Nadia había vuelto a Santander desde Madrid a principios de Mayo, tras finalizar con éxito todos sus exámenes del segundo cuatrimestre. Aquel año había sido un auténtico revuelo de emociones. Había conocido a un montón de gente como ella, con sus mismos gustos y aficiones. Pero también había hecho amigos que en nada se parecían a ella. Todas las barreras y las clases sociales parecían haberse difuminado en la Facultad de Ciencias, donde se imponía la ley del más inteligente. A Nadia se le había dado bien ese juego. Además, los findes del último año los había pasado en fiestas y barbacoas, lejos de las normas de sus padres. Pero desde que había vuelto a su casa tenía que atacar sus protocolos, pues al final se habían portado bien con ella y le habían ayudado mucho económicamente durante aquellos meses. Sin embargo, durante todo aquel tiempo había un hueco en ella. Un agujero con el nombre de Milo.

Salió de la heladería y fue a sentarse al paseo marítimo. Con nerviosismo, leyó el papel. Ponía: Santillana del Mar. Se tomó el helado de menta de la tarrina con prisa, mientras reflexionaba. Hacía unas horas había recibido un mensaje de Tommy, el antiguo profesor de Milo, en el que le decía que tenía una cita en la heladería del paseo. Nadia había estado segura de que encontraría a Milo allí, a pesar de que Tommy le había dicho unos días atrás que no le buscase. Sin embargo, la camarera, al ver a Nadia, le había dado un helado y aquella extraña nota.

Decidida, se puso en pie y se subió al coche de segunda mano que se había comprado en Madrid.

En el camino a Santillana comenzó a llover ligeramente. Tardó apenas media hora en llegar. Aparcó a las afueras del pueblo y recorrió sus calles, que parecían sacadas de un cuento. No sabía bien a dónde ir y no tenía paraguas. Escribió a Tommy, esperando que le diese alguna pista, pero no obtuvo ninguna respuesta. Ya iba a darse por vencida, cuando le vio en el medio de la calle, bajo un paraguas rosa. Nadia no supo qué hacer. Llevaba meses queriendo verle, queriendo disculparse, queriendo que la perdonara por haberse ido; y, ahora que le tenía delante, no sabía qué hacer.

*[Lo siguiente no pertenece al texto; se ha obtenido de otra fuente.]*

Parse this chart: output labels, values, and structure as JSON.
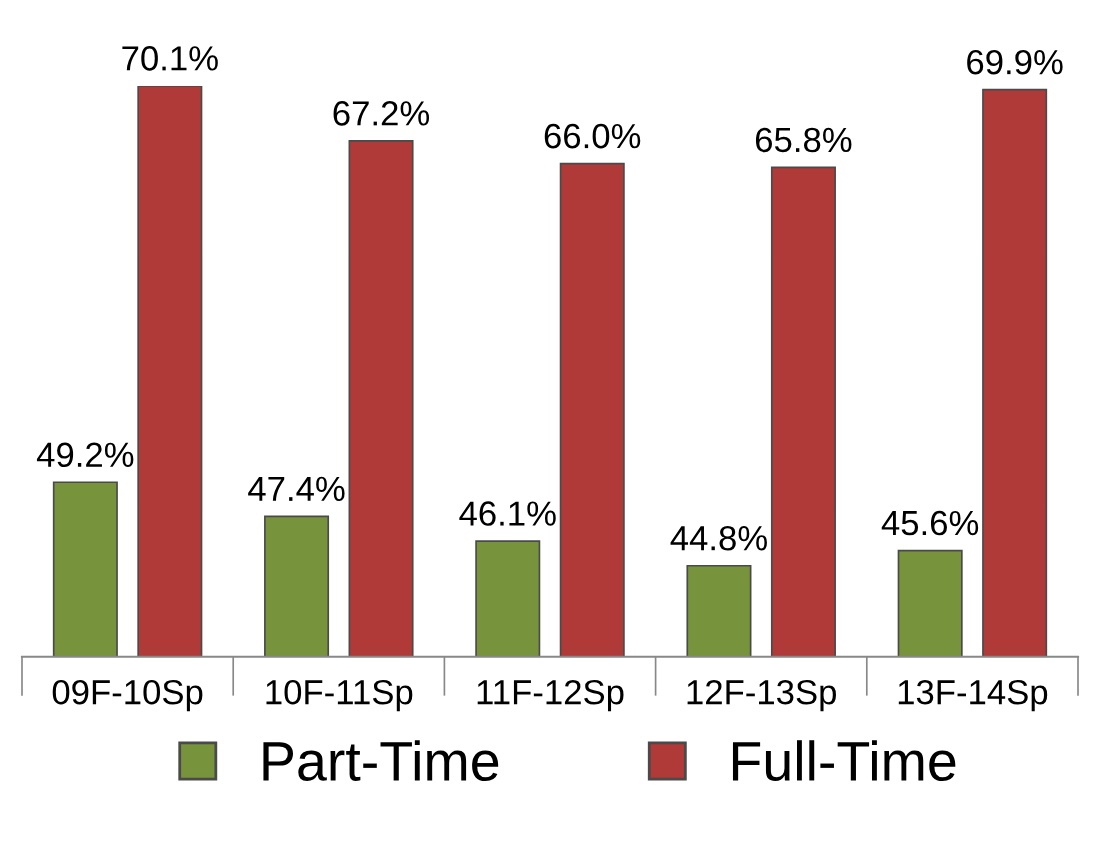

Pero como siempre, fue Milo el que le tomó la iniciativa.

—Es una pena, hoy no hace de gelato —dijo, cubriéndola con su paraguas—. Come stai, Nadia? Te he echado de menos.

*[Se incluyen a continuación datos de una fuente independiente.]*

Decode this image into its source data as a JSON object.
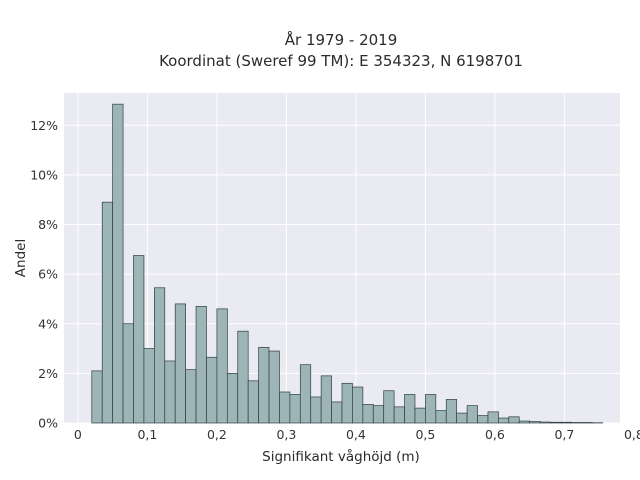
{
  "chart_data": {
    "type": "bar",
    "title_line1": "År 1979 - 2019",
    "title_line2": "Koordinat (Sweref 99 TM): E 354323, N 6198701",
    "xlabel": "Signifikant våghöjd (m)",
    "ylabel": "Andel",
    "xlim": [
      -0.02,
      0.78
    ],
    "ylim": [
      0,
      13.3
    ],
    "grid": true,
    "bar_color": "#9db5b7",
    "edge_color": "#2f3f3f",
    "plot_bg": "#eaeaf2",
    "x_ticks": [
      {
        "v": 0,
        "label": "0"
      },
      {
        "v": 0.1,
        "label": "0,1"
      },
      {
        "v": 0.2,
        "label": "0,2"
      },
      {
        "v": 0.3,
        "label": "0,3"
      },
      {
        "v": 0.4,
        "label": "0,4"
      },
      {
        "v": 0.5,
        "label": "0,5"
      },
      {
        "v": 0.6,
        "label": "0,6"
      },
      {
        "v": 0.7,
        "label": "0,7"
      },
      {
        "v": 0.8,
        "label": "0,8"
      }
    ],
    "y_ticks": [
      {
        "v": 0,
        "label": "0%"
      },
      {
        "v": 2,
        "label": "2%"
      },
      {
        "v": 4,
        "label": "4%"
      },
      {
        "v": 6,
        "label": "6%"
      },
      {
        "v": 8,
        "label": "8%"
      },
      {
        "v": 10,
        "label": "10%"
      },
      {
        "v": 12,
        "label": "12%"
      }
    ],
    "bin_start": 0.02,
    "bin_width": 0.015,
    "values": [
      2.1,
      8.9,
      12.85,
      4.0,
      6.75,
      3.0,
      5.45,
      2.5,
      4.8,
      2.15,
      4.7,
      2.65,
      4.6,
      2.0,
      3.7,
      1.7,
      3.05,
      2.9,
      1.25,
      1.15,
      2.35,
      1.05,
      1.9,
      0.85,
      1.6,
      1.45,
      0.75,
      0.7,
      1.3,
      0.65,
      1.15,
      0.6,
      1.15,
      0.5,
      0.95,
      0.4,
      0.7,
      0.3,
      0.45,
      0.2,
      0.25,
      0.08,
      0.06,
      0.04,
      0.03,
      0.03,
      0.02,
      0.02,
      0.01
    ]
  }
}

Nadia le miró sorprendida.

—No lo parecía... nunca me respondiste a nada. Ni llamadas, ni mensajes. Sé que me porté mal, pero no esperaba ese silencio.

—¿Puedo besarte?

Nadia sintió un extraño revuelo en el estómago. Había besado muchos labios durante los últimos meses, pero nada le había hecho sentir lo que aquella frase.

—Milo, necesito explicaciones. No puedes desaparecer del mapa y reaparecer un año después queriendo besarme.

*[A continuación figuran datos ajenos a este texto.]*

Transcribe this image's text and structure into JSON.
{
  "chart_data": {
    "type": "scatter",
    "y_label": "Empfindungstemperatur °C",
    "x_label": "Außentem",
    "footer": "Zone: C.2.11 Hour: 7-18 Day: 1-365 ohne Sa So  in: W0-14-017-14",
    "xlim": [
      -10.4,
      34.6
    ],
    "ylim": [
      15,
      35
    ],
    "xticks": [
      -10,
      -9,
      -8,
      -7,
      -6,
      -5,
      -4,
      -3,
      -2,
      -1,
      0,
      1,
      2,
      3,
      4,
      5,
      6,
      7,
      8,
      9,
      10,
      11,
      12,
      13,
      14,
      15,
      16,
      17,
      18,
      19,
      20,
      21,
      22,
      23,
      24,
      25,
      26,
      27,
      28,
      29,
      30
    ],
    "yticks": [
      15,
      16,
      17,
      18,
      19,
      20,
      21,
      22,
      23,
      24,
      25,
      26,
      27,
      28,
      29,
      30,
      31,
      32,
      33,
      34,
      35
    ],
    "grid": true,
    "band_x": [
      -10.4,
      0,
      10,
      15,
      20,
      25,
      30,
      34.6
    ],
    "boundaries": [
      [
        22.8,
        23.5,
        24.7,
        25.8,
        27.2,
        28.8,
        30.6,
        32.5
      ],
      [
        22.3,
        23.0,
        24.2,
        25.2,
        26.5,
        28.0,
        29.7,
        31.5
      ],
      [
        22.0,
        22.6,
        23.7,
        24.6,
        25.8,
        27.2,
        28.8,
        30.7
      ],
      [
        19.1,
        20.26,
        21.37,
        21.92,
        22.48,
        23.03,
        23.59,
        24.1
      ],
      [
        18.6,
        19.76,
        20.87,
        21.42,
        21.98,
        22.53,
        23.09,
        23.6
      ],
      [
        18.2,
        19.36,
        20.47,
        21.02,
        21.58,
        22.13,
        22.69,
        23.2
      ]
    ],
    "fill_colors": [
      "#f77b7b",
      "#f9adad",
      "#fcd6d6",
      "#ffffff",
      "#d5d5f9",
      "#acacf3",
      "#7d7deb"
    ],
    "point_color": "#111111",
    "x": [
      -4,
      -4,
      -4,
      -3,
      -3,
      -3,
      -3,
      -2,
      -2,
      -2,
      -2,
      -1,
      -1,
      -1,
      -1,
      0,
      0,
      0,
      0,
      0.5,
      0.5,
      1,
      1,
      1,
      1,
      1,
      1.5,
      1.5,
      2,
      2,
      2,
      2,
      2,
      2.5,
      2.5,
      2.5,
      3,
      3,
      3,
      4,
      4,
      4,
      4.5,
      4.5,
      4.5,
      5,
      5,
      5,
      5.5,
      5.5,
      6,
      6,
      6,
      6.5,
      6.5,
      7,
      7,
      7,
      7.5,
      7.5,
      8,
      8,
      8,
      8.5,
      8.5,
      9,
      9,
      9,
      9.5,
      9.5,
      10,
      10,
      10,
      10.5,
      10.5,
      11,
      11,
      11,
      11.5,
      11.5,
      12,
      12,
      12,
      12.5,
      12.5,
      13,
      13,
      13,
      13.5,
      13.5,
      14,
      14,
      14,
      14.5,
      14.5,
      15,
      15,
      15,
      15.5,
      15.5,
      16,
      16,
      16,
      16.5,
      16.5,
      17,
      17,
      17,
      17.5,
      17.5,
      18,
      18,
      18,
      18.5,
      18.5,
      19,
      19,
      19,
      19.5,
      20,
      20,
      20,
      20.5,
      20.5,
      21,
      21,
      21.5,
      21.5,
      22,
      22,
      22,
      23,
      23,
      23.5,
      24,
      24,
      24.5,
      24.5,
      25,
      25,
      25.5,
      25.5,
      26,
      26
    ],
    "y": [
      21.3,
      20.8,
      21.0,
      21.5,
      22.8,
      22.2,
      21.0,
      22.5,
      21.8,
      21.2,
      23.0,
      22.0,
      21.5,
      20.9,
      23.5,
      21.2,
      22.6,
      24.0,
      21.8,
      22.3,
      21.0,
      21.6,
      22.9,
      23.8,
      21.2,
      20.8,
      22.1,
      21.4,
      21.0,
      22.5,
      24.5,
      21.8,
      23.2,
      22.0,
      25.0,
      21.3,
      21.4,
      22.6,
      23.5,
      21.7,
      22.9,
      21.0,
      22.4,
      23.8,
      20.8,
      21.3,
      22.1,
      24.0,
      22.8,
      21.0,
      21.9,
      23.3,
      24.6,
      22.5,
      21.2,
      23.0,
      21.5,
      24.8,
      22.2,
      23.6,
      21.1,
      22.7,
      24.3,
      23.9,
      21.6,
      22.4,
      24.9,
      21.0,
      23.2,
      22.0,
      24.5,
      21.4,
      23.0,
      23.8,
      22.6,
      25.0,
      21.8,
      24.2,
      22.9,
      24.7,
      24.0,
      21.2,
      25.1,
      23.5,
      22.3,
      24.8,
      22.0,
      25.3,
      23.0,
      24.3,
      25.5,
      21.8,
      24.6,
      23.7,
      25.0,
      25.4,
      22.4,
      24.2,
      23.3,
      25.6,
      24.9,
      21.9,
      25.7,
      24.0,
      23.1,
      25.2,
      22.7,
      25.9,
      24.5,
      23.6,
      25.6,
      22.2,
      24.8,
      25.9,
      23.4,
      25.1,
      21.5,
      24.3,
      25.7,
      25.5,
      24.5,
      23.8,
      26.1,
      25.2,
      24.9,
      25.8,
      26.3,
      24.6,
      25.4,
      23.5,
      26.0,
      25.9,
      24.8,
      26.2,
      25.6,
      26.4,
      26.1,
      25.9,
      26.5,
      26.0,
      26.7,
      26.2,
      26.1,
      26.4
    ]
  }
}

Milo abrió la boca, pero no salió ningún sonido. Después la cerró y echó a andar. Nadia se apresuró a correr detrás de él.

—¡Espera! ¡No tengo paraguas!

Nadia siguió a Milo hasta una cafetería donde se resguardaron de la lluvia. Como no podía ser de otra manera, pidieron unos helados. Cuando se sentaron, un tenso silencio se extendió entre ellos.